17 études de cohortes ont démontré que les acides gras poly insaturés étaient associés à un risque cardiovasculaire plus faible.

Les 27 essais contrôlés (plus de 100 000 patients) ont démontré que les omégas 3 et les omégas 6 n’amélioraient pas la survie des patients ayant eu un problème cardiovasculaire.

Donc cela veut dire :

1 - Que les graisses saturées de type beurre et autres produits laitiers, viandes et œufs ne sont pas interdits et cela est juste car ces aliments sont utiles : ils sont une source alimentaire bénéfique pour  la Vitamine D, le phosphore ou le calcium, etc

2 - Que  les acides gras "trans" sont mauvais. Ils sont appelés ainsi car il s’agit d’une configuration particulière des acides gras, née soit  de façon naturelle à travers le lait de vache, mais surtout  dans certaines huiles  industrielles hydrogénées ou bien d’huiles ayant subi un traitement thermique (huile de friture ou de cuisson, viennoiseries, biscuits industriels). Leur apport doit être réglementé, ce qui se passe déjà dans tous les pays occidentaux et en particulier en France.

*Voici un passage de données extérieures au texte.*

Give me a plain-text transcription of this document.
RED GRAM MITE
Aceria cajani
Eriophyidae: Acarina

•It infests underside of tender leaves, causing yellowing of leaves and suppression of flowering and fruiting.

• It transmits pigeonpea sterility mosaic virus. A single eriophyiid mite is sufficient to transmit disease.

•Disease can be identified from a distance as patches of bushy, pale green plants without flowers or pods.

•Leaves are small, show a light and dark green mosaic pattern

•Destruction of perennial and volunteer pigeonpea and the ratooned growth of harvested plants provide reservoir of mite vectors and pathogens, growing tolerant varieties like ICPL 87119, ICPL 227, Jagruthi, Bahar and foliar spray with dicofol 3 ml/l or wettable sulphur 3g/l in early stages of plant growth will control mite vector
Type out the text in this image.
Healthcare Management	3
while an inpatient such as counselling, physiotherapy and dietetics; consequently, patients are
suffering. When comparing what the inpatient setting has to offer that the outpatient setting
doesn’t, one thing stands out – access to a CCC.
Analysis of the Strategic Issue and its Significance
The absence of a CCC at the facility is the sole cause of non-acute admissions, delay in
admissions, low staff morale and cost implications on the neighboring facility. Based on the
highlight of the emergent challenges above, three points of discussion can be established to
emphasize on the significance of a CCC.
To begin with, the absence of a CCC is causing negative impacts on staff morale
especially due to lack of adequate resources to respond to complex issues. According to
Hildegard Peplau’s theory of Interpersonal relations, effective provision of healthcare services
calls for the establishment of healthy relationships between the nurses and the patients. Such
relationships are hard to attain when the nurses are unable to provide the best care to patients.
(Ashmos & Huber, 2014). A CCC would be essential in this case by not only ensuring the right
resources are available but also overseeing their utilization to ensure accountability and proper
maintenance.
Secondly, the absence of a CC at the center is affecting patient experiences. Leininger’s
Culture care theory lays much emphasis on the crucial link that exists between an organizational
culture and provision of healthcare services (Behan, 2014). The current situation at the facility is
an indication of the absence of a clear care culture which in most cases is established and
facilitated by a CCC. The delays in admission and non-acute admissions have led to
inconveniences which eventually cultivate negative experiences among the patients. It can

3 - Que la supplémentation en oméga 3 et 6 ne présente aucun intérêt.

4 - Que  nous avons besoin de graisses saturées en quantité normales  (une peu de beurre, un peu de lait, un peu de viande, quelques œufs), qu’il nous faut diversifier  notre nourriture avec des fruits, des légumes  en bonne quantité, et  qu’il faut éviter les excès en toute chose.

Malheureusement, nous savons que les produits naturels ayant du goût, comme les fruits et les légumes, sont chers et l’on préfère souvent un bon Mc Do avec une sauce Heinz  et des bonnes pâtisseries pleines d’acide gras "trans".